I know that quantization has an impact, but it’s difficult for me to quantify that effect.
It looks like with hosted models even knowing the quantization they are using isn’t necessarily enough information to be able to predict that model’s performance.
I see this situation as a general challenge for open weight models. They tend to be released as an opaque set of model weights plus loose instructions for running them on a single platform – if we are lucky! Most AI labs leave quantization and format conversions to the community and third-party providers.
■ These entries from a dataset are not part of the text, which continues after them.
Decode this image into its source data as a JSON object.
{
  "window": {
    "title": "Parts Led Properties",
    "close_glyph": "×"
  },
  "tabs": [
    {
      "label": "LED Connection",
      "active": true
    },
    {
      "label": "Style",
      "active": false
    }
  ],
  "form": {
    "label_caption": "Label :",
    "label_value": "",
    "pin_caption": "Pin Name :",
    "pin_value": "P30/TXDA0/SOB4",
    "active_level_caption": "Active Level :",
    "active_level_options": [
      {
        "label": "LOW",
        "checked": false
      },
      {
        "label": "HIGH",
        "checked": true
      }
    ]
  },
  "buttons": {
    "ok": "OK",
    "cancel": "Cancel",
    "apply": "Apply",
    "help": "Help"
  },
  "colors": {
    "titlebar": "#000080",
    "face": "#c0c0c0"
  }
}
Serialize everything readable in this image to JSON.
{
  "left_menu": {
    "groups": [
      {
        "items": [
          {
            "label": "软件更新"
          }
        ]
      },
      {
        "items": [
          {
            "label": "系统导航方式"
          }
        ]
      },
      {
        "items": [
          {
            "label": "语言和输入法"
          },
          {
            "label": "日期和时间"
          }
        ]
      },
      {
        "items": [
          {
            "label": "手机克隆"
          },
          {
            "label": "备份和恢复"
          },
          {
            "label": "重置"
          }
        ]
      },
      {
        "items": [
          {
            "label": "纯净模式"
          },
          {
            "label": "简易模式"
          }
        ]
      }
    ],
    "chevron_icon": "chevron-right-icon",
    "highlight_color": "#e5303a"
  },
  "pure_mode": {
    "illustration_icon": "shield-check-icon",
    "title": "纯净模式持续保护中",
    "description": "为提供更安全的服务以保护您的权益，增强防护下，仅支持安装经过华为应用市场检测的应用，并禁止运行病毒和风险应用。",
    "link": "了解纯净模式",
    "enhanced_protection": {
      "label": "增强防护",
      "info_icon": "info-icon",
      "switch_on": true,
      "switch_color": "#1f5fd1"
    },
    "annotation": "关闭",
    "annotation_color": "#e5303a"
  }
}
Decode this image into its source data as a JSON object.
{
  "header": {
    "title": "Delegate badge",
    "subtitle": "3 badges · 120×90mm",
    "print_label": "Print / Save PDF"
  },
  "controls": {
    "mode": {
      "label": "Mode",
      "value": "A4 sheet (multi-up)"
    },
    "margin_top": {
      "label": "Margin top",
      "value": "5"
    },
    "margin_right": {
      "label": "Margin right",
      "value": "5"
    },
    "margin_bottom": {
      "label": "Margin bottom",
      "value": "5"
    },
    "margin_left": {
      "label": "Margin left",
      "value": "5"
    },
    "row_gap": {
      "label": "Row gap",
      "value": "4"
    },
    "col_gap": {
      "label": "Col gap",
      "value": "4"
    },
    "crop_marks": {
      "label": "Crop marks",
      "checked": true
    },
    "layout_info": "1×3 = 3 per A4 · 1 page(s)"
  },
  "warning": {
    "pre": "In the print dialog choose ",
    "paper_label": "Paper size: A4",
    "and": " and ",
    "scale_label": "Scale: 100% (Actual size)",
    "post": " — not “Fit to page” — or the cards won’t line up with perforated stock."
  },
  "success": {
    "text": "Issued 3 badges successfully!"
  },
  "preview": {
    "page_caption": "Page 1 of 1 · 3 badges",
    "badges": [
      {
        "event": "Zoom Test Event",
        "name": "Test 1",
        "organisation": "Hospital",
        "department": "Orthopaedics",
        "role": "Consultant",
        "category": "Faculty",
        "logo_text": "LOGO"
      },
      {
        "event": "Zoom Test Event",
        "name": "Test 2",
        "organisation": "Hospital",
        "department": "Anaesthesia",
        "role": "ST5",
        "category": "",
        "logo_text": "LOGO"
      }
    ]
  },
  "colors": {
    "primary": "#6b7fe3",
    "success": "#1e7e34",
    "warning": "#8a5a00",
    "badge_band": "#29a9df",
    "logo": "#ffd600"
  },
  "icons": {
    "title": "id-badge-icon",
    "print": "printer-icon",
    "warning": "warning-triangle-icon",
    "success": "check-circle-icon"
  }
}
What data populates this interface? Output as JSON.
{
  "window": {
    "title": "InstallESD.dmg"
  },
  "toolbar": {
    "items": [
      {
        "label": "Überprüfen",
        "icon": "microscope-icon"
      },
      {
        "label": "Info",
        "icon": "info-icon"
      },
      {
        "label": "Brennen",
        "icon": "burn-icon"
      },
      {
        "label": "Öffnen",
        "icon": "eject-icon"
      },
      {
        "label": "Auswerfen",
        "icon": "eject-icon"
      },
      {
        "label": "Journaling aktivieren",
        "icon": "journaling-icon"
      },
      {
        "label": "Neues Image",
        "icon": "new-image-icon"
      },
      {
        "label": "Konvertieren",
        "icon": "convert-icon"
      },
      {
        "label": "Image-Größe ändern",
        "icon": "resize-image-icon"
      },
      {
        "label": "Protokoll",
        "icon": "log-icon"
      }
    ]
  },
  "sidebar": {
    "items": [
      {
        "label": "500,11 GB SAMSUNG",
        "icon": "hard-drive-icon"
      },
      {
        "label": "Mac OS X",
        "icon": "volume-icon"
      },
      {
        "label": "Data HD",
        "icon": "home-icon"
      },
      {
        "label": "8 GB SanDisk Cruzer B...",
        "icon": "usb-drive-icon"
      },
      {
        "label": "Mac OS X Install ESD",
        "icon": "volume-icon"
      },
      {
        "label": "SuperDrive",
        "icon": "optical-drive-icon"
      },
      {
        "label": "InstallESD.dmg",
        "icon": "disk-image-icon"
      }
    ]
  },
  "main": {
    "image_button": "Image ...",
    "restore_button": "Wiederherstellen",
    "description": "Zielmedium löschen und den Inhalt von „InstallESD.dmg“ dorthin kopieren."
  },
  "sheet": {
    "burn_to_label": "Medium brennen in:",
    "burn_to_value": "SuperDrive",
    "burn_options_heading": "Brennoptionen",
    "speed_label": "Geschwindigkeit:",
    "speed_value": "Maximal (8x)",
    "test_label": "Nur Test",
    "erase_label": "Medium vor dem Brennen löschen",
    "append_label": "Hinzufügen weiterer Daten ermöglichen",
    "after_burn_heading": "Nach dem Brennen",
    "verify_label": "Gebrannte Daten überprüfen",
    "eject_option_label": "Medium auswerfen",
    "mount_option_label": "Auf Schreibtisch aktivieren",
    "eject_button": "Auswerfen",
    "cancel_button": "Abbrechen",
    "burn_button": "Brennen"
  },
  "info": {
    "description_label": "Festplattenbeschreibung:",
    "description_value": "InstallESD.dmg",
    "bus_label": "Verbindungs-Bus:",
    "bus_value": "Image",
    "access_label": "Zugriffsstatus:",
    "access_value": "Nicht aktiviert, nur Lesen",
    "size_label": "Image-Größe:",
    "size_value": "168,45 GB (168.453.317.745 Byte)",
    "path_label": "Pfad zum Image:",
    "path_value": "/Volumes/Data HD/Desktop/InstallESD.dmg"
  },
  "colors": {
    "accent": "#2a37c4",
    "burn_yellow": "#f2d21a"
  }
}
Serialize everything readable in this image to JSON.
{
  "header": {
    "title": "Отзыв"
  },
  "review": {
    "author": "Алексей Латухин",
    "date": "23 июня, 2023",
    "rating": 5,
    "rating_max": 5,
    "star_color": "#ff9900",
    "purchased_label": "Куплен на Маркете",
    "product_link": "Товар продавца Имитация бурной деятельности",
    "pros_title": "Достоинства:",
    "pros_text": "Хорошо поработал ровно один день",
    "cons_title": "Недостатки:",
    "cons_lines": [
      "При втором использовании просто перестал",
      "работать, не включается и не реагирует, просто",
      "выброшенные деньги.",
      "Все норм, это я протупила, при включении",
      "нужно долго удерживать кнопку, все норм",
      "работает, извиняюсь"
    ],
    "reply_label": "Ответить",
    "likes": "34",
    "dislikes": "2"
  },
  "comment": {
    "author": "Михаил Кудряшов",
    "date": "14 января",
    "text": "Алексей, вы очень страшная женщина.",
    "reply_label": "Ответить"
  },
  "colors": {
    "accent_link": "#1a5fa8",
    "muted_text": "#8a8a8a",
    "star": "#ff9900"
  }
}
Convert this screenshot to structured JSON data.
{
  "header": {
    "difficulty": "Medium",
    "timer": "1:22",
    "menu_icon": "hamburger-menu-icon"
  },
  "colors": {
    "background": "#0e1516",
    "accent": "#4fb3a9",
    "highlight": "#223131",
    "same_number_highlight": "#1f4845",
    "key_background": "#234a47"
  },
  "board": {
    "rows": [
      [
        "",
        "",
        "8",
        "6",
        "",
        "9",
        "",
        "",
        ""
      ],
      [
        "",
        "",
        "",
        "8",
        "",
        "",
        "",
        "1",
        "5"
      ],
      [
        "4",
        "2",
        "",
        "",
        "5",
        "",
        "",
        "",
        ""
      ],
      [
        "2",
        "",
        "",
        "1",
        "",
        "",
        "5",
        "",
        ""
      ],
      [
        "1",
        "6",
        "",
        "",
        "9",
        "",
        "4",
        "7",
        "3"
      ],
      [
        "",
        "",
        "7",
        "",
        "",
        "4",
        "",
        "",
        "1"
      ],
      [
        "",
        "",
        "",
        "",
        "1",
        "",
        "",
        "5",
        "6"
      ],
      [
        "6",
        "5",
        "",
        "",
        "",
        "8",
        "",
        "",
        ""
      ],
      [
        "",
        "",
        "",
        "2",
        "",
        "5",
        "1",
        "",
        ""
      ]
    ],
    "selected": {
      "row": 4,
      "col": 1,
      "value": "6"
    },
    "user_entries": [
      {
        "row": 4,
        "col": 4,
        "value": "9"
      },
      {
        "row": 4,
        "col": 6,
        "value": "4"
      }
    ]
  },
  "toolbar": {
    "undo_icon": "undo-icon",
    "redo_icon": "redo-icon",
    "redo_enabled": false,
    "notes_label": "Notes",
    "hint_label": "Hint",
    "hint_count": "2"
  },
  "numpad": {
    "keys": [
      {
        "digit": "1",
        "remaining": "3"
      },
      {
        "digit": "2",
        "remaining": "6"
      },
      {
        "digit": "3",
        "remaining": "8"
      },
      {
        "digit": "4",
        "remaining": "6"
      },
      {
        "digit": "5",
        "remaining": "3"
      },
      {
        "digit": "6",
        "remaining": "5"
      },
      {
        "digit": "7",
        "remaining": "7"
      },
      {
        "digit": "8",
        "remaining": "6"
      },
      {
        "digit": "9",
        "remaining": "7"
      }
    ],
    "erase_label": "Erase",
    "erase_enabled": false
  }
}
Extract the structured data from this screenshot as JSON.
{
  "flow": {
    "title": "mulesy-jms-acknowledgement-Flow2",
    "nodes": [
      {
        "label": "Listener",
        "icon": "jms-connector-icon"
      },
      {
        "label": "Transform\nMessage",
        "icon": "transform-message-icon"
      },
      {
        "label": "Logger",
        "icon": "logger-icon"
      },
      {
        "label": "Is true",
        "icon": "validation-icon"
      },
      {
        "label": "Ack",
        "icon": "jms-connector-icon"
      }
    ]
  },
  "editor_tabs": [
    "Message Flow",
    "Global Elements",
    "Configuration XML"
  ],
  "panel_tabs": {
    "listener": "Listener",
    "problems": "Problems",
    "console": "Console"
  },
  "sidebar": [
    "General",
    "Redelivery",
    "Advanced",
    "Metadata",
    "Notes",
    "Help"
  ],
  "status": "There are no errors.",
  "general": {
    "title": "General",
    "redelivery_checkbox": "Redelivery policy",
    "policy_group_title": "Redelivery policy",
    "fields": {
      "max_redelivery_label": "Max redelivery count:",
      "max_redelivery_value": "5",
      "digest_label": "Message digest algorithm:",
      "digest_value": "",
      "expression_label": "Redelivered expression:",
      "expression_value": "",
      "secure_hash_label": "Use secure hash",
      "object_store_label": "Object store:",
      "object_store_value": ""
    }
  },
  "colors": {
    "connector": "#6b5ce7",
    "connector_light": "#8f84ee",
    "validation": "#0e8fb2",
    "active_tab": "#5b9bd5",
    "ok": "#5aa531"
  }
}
There’s a lot that can go wrong. Tool calling is particularly vulnerable to these differences – models have been trained on specific tool-calling conventions, and if a provider doesn’t get these exactly right the results can be unpredictable but difficult to diagnose.
What would help enormously here would be some kind of conformance suite. If models were reliably deterministic this would be easy: publish a set of test cases and let providers (or their customers) run those to check the model’s implementation.
Models aren’t deterministic though, even at a temperature of 0. Maybe this new effort from Artificial Analysis is exactly what we need here, especially since running a full benchmark suite against a provider can be quite expensive in terms of token spend.
Tags: ai, generative-ai, local-llms, llms, gpt-oss, artificial-analysis
AI Summary and Description: Yes
Summary: The text discusses a benchmark analysis of OpenAI’s gpt-oss-120b model across various hosted platforms, revealing significant performance variations. It highlights the complexities and challenges associated with using open weight models, particularly concerning the choice of serving frameworks and quantization impacts, while suggesting that a conformance suite might be beneficial for consistency.
Detailed Description: The passage sheds light on a recent benchmark analysis conducted by Artificial Analysis focused on OpenAI’s gpt-oss-120b model when deployed on different hosting providers. This analysis is crucial for professionals in AI and cloud computing, as it underscores the inherent performance discrepancies that can arise based on deployment conditions and model management.
Key Points:
– **Benchmark Findings**:
– The performance results show significant variance among hosted providers.
– Top performing platforms included Cerebras, Nebius Base, Fireworks, Deepinfra, Novita, Together.ai, all scoring 93.3%.
– Microsoft Azure scored 80% due to using an outdated vLLM version, which has since been corrected.
– AWS Bedrock’s results remain unexplained at the moment.
– **Challenges with Open Weight Models**:
– Customers often face difficulties in selecting appropriate serving frameworks and making decisions regarding quantization without clear benchmarks.
– The opaque nature of many open weight models can complicate the understanding of their performance.
– **Tool Calling Vulnerabilities**:
– Models are sensitive to tool calling conventions; inaccuracies here can lead to unpredictable outcomes that are hard to diagnose.
– **Need for a Conformance Suite**:
– The author argues for the development of a conformance suite to standardize performance assessments across different implementations.
– A systematic approach, involving deterministic tests, could provide clarity and reliability to model deployment across various environments.
– **Implications for AI and Cloud Security**:
– Understanding the variability in model performance is critical for ensuring effective AI deployments, particularly from a security and compliance perspective.
– The challenges presented can have broader implications for securing AI systems and ensuring they meet compliance standards.
This analysis carries significant implications for AI professionals and cloud computing specialists, emphasizing the need for better tools and frameworks to evaluate model performance, ultimately leading to improved reliability and security in AI applications.